Families Belong Together Rally

June 14, 2018

Hello. My name is Anne Bridgman and I speak to you today as a member of the Refugee Resettlement Coalition of Lane County. RRCLC is a coalition of faith-based groups, service organizations, and concerned individuals from the Eugene-Springfield community coordinating with Catholic Community Services to welcome and support refugees resettling in Lane County. Since 2016, we have helped settle 7 refugees in Lane County. We also assist asylum seekers, and we engage in advocacy and community education.

I also speak to you today as the granddaughter of immigrants who traveled to the Untied States from what was then Syria.

And I speak to you today as a mom who cannot fathom the horror of having my child forcibly removed from me. Nor can I imagine the trauma that such an inhumane action inflicts on the children.

Thank you for coming out today to stand for the innocent children who are being taken from their parents. I am grateful to live in a community that values these lives. I am grateful to live among people like you who understand the sacred bond between parents and children.

I am also grateful to have as my senator Jeff Merkley, who has tried to visit detention centers, only to be turned away by the private prison guards hired by ICE. And I am grateful to Senator Ron Wyden, who, with Senator Merkley and more than 30 Democrats, introduced legislation to prevent the Department of Homeland Security from splitting up families at the border.

Today, we protest the new Administration policy that has separated thousands of children of immigrants and asylum seekers from their parents at the border. We protest an administration that takes an infant from his mother while she is breastfeeding. An administration that puts children in cages in detention centers.

Jeff Sessions calls this a zero-tolerance policy. Senator Merkley calls it a zero-humanity policy.

We also protest the policy that transports the parents of these children to jails and, in some cases, federal prisons, including one in Sheridan, Oregon, less than 100 miles from here. These detainees may have legitimate claims to asylum. They should not be held in federal prisons.

Asylum seekers—who come to the U.S. border seeking protection from persecution on account of race, religion, nationality, membership in a particular social group, or political opinion—have broken no laws by presenting themselves at our border.

In the past, immigrants have either been released or, if detained, allowed to remain with their children. But regardless of what the parents have done, the children are not culpable. Children cannot be culpable. They should not be removed forcibly from their parents. They should not be housed in cages without access to their families.

Even the UN Office for Human Rights has condemned the practice and asked the U.S. to halt it immediately, saying “there is nothing normal about detaining children.”

Today, I encourage you to take 4 actions to protest separating children from their families:

  1. Call the U.S. Department of Justice (202-353-1555) to remind them that we are a country of immigrants.

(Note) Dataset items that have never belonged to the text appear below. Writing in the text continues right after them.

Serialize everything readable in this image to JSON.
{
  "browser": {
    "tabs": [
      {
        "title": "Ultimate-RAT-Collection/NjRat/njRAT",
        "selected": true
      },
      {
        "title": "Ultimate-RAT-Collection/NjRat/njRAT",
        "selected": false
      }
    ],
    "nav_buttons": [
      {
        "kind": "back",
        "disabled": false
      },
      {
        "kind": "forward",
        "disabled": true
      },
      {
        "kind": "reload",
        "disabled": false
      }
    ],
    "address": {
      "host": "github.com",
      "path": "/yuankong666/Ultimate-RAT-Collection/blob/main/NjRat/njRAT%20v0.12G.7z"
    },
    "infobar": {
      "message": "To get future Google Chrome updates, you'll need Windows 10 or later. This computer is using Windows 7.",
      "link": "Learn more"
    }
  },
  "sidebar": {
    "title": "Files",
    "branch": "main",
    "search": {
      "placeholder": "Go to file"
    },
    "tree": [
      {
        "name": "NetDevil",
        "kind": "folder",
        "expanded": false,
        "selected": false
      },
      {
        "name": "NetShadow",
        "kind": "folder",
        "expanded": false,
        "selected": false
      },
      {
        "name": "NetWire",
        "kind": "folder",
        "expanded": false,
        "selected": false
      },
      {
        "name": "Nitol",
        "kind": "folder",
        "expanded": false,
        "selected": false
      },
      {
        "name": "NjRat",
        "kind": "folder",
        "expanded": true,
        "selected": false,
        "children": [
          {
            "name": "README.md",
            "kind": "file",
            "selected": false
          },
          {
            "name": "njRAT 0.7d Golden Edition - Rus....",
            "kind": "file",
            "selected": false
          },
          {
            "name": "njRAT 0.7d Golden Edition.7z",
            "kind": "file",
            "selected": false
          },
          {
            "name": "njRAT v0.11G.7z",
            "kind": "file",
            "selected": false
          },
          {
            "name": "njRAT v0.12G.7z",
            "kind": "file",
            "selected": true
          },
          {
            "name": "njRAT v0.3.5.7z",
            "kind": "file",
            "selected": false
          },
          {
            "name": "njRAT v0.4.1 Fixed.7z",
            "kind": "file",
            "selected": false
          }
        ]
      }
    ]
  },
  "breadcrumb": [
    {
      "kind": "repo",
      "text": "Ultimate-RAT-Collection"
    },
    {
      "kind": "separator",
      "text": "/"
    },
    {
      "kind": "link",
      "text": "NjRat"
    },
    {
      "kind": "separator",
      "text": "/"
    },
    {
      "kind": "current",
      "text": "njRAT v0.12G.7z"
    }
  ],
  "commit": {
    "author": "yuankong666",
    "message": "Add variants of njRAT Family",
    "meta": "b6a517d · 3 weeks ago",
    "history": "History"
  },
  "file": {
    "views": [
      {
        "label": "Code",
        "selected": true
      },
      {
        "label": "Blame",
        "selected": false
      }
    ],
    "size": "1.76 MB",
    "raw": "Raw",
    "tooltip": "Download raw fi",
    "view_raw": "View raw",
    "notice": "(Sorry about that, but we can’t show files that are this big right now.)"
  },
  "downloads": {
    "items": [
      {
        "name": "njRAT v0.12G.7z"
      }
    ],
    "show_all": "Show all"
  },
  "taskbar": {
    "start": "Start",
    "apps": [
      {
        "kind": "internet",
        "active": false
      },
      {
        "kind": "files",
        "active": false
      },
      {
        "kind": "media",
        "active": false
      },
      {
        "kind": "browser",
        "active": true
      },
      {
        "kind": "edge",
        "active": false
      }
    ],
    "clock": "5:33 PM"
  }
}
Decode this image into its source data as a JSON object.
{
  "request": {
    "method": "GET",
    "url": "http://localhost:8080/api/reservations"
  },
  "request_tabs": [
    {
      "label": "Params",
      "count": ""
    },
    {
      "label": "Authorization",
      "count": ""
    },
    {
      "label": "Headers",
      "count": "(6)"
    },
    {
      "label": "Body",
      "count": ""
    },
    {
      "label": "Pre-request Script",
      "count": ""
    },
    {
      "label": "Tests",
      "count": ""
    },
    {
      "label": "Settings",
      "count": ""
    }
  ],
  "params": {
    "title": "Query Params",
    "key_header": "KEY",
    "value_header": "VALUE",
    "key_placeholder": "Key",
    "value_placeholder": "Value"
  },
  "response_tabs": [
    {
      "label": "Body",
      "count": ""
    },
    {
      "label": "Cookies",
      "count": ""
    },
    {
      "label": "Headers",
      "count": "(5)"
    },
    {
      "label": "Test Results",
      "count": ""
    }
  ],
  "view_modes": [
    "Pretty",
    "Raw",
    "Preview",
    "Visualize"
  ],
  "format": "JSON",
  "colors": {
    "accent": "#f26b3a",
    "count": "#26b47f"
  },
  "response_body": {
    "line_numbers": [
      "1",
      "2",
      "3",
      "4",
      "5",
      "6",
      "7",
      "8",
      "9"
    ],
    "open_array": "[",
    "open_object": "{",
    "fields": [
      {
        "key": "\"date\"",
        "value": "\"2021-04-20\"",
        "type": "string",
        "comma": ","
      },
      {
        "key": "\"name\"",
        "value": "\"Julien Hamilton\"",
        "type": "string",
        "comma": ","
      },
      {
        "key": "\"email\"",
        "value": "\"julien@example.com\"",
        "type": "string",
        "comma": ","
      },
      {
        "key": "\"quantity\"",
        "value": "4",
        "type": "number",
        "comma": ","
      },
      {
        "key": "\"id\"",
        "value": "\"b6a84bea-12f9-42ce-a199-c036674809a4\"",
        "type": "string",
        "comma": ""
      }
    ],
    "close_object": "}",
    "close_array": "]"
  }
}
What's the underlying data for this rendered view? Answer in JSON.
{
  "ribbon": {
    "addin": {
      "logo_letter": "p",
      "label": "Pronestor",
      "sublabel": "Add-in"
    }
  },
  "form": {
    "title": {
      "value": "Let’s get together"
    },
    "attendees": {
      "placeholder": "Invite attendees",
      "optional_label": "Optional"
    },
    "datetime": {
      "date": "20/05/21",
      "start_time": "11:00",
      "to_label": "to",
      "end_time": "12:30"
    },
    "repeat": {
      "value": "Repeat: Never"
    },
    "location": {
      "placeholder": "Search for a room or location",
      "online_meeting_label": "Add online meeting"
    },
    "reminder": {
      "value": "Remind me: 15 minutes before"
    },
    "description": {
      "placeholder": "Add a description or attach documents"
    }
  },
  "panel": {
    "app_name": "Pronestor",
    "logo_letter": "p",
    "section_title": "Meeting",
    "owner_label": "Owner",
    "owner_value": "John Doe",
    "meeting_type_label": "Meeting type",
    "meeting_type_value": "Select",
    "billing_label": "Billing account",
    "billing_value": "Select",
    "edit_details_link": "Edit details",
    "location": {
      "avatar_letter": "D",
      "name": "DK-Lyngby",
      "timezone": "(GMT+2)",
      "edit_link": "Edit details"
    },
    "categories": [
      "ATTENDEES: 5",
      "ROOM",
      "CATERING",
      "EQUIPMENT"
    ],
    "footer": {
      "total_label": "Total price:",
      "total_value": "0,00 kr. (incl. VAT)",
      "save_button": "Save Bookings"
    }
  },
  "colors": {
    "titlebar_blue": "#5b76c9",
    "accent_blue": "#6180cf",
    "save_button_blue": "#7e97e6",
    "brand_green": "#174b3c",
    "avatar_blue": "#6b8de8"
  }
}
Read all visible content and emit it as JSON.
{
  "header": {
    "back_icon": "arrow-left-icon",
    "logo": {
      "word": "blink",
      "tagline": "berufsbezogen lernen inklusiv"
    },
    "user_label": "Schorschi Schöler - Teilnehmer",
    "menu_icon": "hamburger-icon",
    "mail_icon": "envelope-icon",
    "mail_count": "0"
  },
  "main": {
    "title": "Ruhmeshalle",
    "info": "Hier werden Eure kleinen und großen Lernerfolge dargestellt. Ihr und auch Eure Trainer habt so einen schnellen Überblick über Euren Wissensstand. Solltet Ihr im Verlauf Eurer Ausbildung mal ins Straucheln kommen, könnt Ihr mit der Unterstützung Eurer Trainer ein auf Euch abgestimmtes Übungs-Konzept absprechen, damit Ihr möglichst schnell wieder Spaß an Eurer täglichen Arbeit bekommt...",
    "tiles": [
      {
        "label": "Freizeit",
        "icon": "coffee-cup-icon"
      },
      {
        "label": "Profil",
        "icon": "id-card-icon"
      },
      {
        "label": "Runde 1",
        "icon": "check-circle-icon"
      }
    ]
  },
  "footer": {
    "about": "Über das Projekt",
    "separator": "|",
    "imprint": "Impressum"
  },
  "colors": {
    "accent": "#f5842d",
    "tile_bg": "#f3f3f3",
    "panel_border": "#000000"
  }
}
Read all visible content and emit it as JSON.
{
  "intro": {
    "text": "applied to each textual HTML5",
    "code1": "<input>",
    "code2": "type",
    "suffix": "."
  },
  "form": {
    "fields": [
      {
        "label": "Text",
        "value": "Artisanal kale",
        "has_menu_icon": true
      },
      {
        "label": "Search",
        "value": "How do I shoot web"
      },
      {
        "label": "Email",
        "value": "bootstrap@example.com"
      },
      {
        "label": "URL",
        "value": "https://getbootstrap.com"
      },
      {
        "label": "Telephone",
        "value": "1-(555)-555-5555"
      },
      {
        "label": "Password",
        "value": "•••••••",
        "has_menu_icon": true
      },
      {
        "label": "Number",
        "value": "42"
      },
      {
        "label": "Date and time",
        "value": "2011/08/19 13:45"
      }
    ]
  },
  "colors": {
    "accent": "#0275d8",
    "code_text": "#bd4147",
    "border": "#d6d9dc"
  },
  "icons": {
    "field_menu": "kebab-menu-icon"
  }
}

Tell them you do not support this cruel new policy and you want to keep families together. Tell them that children who are separated from their parents need free legal representation paid for by the government.
  2. Call Governor Kate Brown (503-378-4582) and email Attorney General Ellen Rosenblum (attorneygeneral@doj.state.or.us) and ask that they follow the lead of Washington’s governor and attorney general and demand that the individuals held at Sheridan be reunited with their children and be given access to pro bono legal counsel.
  3. If you can, donate to the ACLU, which has filed a class action lawsuit on behalf of the hundreds of families separated when they entered the country to seek asylum.
  4. Share the news about these unconscionable actions with your friends, neighbors, colleagues, and family. Share it on social media and write a letter to the editor. Keep it in the public eye so we don’t forget the children who are scared and crying and living in cages.

These actions with phone numbers will be listed on the Facebook page of the refugee

In conclusion, I know in these confusing times it can be hard to feel like you’re making a difference, and that makes taking actions available to you even more important. Thank you for coming today. Thank you for standing for innocent children and doing what is right.